Recent interest in reducing nitrate levels in ground water has stimulated the re-examination of foliar application of urea on citrus trees. Because the cuticle is the primary barrier to foliar uptake, we examined the diffusion of 14C-urea through isolated citrus leaf cuticles. Cuticles were enzymatically isolated from leaves of the four youngest nodes (1 month to 1 year old) of pesticide-free grapefruit trees. The diffusion system consisted of a cuticle mounted on a receiver cell containing stirred buffer solution. Urea (1 μL) was pipetted onto the cuticular surface, and buffer solution was sampled periodically through the side portal of the receiver cell. The time course of urea diffusion was characterized by lag (time to initial penetration), quasi-linear (maximum penetration rate), and plateau (total penetration) phases.
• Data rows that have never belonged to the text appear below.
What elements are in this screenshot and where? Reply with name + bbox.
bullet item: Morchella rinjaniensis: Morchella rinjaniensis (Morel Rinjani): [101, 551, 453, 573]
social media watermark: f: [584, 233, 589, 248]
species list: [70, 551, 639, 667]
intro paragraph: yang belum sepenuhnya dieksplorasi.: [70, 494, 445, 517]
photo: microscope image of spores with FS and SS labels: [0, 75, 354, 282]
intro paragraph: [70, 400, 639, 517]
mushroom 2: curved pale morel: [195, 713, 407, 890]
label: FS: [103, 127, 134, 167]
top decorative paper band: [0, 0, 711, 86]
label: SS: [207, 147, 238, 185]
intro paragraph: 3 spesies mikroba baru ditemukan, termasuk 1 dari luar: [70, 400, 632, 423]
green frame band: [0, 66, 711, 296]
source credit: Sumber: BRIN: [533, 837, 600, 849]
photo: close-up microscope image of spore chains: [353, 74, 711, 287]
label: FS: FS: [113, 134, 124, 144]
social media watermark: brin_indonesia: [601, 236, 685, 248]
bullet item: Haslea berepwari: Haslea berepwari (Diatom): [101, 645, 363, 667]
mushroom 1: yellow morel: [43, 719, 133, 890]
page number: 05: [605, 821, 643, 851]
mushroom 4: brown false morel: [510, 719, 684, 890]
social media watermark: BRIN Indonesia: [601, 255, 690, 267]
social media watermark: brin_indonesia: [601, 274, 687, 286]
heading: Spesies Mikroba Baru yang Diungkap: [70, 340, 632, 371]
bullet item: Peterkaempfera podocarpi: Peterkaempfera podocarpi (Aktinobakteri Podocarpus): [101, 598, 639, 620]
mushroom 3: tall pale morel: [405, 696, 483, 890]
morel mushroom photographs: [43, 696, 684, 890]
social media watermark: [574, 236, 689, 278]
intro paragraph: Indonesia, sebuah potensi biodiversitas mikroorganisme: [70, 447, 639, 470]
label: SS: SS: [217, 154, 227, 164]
Apparent drying time was less than 30 min. Average lag time was about 10 min. The maximum penetration rate occurred about 40 min after droplet application and was about 2% of the amount applied per hour. Rewetting stimulated further penetration. The total penetration averaged about 35% and tended to decrease with leaf age. Dewaxing the second node cuticles by solvent extraction significantly increased maximum penetration rates (30% of the amount applied per hour) and total penetration (64%).